“Will you keep quiet, for a moment, and let the other fellows hear, even if you have to take a walk in order to save your own ears?” demanded Greg, with sarcasm. “This piece is about Dick Prescott, and he doesn’t sign patent medicine test-----”
“Dick Prescott?” demanded Darrin. “Whoop! Let’s have it!”
“It isn’t a roast, is it?” demanded Danny Grin solemnly.
“No; it isn’t,” Greg went on. “Listen, while I read the headlines.”
It was a four-line heading, beginning with “Dick Prescott’s Fine Nerve.”
“There! I was afraid it was a roast, after all,” sighed Danny Grin.
“Take that fellow away and muzzle him,” ordered Greg, then proceeded to read the other sections of the headlines.
By this time Greg had a very attentive audience. Even Tom Reade had ceased to scoff.
“Oh, bosh!” gasped Dick, when Greg was about one third of the way through the column article.
“Isn’t it true?” demanded Dave.
“After a fashion,” Dick admitted.
“Then hold off and be good while the rest of us hear about yesterday’s doings.”
So Dick stood by, his face growing redder and redder as the reading proceeded.
“That’s what I call a dandy story,” declared Greg as he finished reading.
“Dick, why didn’t you tell us something about it last night?” demanded Hazelton.
“What was the use?” asked Prescott. “And, though I’ve always thought the ‘Blade’ a fine local newspaper, I don’t quite approve of Mr. Pollock’s judgment of news values in this instance. I suspect that Mr. Pollock must have been away, and that Mr. Bradley, the news editor, ran this in.”
“It sounds like some of Len Spencer’s stuff,” guessed Dave. “He’s great on local events.”
“If they had to print the yarn, eight or ten lines would have covered it,” Dick declared. “Fellows, we’ve used up eighteen minutes for our halt, instead of ten. Come on!”

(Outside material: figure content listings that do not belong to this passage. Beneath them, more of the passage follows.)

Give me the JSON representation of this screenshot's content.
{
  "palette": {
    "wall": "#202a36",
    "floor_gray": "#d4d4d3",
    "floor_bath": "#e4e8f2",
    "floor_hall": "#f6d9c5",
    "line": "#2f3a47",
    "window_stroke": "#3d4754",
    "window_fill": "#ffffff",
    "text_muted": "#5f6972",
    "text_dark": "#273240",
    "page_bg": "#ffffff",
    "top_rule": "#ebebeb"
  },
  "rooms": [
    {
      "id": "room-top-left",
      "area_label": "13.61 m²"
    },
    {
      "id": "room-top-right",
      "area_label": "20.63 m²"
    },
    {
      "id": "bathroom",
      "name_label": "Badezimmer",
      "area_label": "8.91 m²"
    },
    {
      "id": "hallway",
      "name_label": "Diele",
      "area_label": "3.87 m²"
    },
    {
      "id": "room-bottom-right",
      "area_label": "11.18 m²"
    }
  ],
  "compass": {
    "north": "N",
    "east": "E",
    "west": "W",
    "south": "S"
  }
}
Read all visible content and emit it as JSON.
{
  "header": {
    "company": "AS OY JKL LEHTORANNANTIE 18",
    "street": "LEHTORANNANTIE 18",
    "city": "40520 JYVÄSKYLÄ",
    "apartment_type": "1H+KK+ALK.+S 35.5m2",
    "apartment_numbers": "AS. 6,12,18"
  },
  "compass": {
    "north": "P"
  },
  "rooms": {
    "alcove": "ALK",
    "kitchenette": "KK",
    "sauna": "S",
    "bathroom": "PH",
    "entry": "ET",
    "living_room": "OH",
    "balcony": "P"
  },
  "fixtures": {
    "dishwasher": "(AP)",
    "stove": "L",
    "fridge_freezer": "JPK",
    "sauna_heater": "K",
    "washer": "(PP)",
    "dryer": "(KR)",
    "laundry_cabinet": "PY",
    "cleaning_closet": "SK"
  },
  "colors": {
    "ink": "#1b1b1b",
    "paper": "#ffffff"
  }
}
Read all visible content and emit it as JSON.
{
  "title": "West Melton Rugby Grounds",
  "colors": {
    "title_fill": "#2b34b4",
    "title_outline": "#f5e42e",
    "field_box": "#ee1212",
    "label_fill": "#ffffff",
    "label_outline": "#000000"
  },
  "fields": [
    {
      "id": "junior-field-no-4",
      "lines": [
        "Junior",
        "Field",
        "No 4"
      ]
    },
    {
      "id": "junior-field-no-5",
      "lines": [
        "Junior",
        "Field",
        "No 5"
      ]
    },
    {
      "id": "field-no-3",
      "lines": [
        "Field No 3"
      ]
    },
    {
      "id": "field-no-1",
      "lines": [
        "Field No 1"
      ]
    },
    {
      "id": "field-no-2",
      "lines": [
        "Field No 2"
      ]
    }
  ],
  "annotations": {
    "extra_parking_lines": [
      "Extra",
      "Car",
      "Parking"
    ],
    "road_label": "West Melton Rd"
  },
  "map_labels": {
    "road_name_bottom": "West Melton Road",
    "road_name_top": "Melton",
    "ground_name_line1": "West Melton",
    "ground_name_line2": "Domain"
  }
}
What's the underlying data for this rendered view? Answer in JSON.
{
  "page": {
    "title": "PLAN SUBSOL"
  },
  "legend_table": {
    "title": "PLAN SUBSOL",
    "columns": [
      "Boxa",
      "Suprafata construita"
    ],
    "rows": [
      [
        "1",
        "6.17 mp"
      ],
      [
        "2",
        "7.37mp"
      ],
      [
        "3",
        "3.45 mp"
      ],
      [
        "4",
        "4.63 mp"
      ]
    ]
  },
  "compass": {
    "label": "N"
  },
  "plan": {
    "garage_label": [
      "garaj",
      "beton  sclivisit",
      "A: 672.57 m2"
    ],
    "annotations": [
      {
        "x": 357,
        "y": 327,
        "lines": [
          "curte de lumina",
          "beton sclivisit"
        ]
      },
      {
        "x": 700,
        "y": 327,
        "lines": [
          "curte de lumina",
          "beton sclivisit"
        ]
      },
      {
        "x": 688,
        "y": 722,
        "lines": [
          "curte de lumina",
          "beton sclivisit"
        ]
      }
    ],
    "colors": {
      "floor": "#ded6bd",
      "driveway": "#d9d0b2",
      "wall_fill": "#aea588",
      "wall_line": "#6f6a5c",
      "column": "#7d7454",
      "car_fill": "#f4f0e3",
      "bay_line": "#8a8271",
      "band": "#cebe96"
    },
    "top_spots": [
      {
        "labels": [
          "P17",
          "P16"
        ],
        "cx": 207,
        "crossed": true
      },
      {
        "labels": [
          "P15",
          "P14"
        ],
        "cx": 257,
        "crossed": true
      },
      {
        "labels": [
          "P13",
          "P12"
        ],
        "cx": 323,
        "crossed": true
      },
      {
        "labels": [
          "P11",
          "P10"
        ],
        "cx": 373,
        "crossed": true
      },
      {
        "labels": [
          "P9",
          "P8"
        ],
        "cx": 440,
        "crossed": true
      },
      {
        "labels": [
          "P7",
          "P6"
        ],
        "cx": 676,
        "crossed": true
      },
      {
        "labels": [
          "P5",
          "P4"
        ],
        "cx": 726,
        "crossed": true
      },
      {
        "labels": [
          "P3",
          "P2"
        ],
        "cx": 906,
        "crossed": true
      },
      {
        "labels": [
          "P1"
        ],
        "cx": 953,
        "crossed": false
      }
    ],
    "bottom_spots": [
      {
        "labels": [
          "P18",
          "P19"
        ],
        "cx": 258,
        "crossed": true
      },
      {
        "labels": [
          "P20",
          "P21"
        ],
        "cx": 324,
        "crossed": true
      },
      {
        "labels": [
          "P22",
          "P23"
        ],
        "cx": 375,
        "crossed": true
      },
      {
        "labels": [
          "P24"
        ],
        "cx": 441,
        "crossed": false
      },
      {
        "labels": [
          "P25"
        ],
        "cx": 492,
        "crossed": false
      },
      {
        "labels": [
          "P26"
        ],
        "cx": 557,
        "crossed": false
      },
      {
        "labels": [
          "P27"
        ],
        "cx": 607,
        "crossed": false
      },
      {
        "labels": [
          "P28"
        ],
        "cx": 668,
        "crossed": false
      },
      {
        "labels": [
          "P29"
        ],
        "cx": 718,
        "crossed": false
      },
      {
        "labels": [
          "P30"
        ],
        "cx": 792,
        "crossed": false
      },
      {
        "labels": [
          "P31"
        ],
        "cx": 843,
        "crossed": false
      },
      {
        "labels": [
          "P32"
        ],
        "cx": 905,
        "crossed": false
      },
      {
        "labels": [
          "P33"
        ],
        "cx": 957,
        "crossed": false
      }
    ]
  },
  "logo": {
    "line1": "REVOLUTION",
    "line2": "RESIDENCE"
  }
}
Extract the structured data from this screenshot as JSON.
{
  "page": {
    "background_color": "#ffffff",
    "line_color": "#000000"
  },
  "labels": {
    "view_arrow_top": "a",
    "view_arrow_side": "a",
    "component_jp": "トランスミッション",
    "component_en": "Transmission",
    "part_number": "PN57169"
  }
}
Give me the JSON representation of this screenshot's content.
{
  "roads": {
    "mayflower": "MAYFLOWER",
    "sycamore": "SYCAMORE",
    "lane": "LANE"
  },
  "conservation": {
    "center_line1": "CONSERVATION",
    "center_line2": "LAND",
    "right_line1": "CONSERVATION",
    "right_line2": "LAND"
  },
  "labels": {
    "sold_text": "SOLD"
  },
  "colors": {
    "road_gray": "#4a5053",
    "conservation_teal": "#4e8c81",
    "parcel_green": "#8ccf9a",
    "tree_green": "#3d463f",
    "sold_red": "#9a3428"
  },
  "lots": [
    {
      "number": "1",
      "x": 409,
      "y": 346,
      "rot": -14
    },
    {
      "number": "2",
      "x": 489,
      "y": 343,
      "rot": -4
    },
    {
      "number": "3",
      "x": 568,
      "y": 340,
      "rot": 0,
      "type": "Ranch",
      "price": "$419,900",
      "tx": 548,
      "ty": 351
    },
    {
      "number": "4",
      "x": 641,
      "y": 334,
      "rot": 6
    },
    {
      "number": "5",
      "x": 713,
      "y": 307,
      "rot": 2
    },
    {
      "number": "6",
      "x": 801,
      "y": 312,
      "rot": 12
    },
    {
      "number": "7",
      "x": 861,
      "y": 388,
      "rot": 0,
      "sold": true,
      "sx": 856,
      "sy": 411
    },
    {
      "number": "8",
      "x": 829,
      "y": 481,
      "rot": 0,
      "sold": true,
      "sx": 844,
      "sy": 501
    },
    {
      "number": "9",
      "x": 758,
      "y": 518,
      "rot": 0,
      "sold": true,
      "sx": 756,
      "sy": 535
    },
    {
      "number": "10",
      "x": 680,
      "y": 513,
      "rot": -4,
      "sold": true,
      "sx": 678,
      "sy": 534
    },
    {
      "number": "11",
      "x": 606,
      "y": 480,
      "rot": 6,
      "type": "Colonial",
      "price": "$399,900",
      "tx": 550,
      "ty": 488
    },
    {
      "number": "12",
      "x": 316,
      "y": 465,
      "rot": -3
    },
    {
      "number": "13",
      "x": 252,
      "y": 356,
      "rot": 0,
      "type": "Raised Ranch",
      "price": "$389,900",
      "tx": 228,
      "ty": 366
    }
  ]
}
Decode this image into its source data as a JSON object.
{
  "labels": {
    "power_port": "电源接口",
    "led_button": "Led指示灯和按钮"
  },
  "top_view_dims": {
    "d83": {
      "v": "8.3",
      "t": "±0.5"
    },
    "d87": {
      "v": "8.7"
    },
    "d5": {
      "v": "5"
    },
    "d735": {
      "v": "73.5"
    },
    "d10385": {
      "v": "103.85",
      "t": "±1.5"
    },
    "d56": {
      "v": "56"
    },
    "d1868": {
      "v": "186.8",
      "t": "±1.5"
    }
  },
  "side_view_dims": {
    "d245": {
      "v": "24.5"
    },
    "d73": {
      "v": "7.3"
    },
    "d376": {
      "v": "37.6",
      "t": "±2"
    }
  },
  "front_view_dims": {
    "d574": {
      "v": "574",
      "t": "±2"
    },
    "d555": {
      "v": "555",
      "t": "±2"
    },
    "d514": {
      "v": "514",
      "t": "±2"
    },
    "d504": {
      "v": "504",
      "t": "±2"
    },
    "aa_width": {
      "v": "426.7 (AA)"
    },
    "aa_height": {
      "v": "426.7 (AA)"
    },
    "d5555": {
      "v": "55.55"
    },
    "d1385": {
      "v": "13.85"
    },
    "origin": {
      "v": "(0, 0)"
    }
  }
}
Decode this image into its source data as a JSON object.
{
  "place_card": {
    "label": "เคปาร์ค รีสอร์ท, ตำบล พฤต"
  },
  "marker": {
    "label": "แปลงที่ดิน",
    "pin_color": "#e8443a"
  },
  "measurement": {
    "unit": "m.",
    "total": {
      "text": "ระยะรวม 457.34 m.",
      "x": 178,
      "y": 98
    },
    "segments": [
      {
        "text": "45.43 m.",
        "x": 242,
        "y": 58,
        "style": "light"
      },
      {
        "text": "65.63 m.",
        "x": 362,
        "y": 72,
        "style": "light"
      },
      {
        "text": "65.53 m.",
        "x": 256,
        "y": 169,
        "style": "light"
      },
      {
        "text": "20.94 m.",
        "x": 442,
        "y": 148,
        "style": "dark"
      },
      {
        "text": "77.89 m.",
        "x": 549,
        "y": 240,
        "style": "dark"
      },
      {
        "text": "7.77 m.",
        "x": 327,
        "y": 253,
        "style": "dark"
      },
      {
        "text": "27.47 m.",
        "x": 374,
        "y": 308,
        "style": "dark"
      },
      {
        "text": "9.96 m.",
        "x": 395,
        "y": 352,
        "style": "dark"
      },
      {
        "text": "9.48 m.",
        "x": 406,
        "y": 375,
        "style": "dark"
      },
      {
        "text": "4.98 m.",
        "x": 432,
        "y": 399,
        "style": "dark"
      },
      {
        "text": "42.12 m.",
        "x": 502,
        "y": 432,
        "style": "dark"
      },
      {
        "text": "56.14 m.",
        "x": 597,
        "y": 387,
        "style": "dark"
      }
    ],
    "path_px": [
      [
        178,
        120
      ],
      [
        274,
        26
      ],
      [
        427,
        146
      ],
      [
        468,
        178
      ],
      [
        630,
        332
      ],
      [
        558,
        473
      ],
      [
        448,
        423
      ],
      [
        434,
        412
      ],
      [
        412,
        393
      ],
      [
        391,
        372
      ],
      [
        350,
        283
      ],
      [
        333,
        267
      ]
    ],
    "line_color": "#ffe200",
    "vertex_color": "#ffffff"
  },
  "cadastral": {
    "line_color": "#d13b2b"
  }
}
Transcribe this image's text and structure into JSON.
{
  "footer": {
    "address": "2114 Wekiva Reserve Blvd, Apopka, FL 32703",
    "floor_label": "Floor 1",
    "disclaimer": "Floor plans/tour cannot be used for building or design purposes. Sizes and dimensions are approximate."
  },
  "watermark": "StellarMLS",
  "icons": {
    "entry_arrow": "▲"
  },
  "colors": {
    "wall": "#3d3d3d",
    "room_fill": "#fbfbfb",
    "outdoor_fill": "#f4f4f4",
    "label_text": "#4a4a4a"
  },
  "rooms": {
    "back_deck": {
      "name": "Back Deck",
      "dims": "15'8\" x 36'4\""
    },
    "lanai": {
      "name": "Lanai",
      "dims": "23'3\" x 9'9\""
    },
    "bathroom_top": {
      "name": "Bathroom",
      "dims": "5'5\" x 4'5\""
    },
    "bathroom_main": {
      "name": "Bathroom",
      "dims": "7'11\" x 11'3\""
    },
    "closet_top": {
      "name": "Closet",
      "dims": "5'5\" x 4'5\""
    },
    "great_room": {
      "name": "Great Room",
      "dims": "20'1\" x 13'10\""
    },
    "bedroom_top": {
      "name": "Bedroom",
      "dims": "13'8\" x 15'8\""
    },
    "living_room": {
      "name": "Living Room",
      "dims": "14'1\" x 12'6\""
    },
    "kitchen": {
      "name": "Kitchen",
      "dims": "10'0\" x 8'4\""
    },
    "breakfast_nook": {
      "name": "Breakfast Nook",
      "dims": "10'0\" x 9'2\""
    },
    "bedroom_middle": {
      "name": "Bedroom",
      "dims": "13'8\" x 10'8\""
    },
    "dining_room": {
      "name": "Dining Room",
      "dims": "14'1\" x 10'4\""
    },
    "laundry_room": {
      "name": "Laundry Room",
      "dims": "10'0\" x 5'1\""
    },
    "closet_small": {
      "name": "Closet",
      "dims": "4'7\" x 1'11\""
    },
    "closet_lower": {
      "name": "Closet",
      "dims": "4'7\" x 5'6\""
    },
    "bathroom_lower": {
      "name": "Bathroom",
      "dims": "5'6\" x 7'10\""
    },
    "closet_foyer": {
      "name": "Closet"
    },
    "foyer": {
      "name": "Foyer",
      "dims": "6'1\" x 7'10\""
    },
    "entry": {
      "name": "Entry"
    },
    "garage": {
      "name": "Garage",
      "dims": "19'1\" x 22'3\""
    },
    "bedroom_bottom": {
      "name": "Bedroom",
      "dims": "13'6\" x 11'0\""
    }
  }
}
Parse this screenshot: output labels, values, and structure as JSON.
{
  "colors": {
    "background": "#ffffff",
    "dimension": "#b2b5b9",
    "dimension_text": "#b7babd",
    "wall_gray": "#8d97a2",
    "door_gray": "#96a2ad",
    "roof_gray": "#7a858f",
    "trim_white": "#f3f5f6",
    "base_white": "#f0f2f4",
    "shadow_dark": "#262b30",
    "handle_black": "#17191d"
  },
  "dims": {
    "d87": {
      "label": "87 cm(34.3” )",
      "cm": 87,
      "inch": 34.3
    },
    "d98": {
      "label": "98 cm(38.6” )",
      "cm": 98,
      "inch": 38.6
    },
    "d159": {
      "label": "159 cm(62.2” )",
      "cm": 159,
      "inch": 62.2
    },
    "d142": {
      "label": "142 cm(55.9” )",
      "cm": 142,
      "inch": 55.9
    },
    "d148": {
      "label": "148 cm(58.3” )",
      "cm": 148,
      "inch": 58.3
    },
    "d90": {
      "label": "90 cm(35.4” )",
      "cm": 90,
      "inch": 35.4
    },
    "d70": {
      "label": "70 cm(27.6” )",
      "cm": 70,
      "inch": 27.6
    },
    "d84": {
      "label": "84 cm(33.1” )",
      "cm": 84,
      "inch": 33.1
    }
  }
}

Greg, however, after rising, and before starting, was careful to fold the “Blade” neatly and to tuck it away in a pocket. He meant to save that news story.
All of our readers are familiar with the lives and doings of Dick Prescott and his friends up to date.
“Dick & Co.,” as the boys styled their unorganized club of chums, was made up of the six boys, who had been fast friends back in their days of study at the Central Grammar School of Gridley.
They had been together in everything, and notably so in athletics and sports. All that befell them in their later days at Central Grammar School is told fully in the four volumes of the “Grammar School Boys Series.”
Yet it was when these same boys entered Gridley High School that they came into the fullest measure of their local fame and popularity. Even as freshmen they found a chance to accomplish far more for school athletics than is usually permitted to freshmen. It was due to their efforts that athletics were put on a sound financial basis in the Gridley High School. All this and more is described in the first volume of the “High School Boys Series,” entitled “The High School Freshmen.”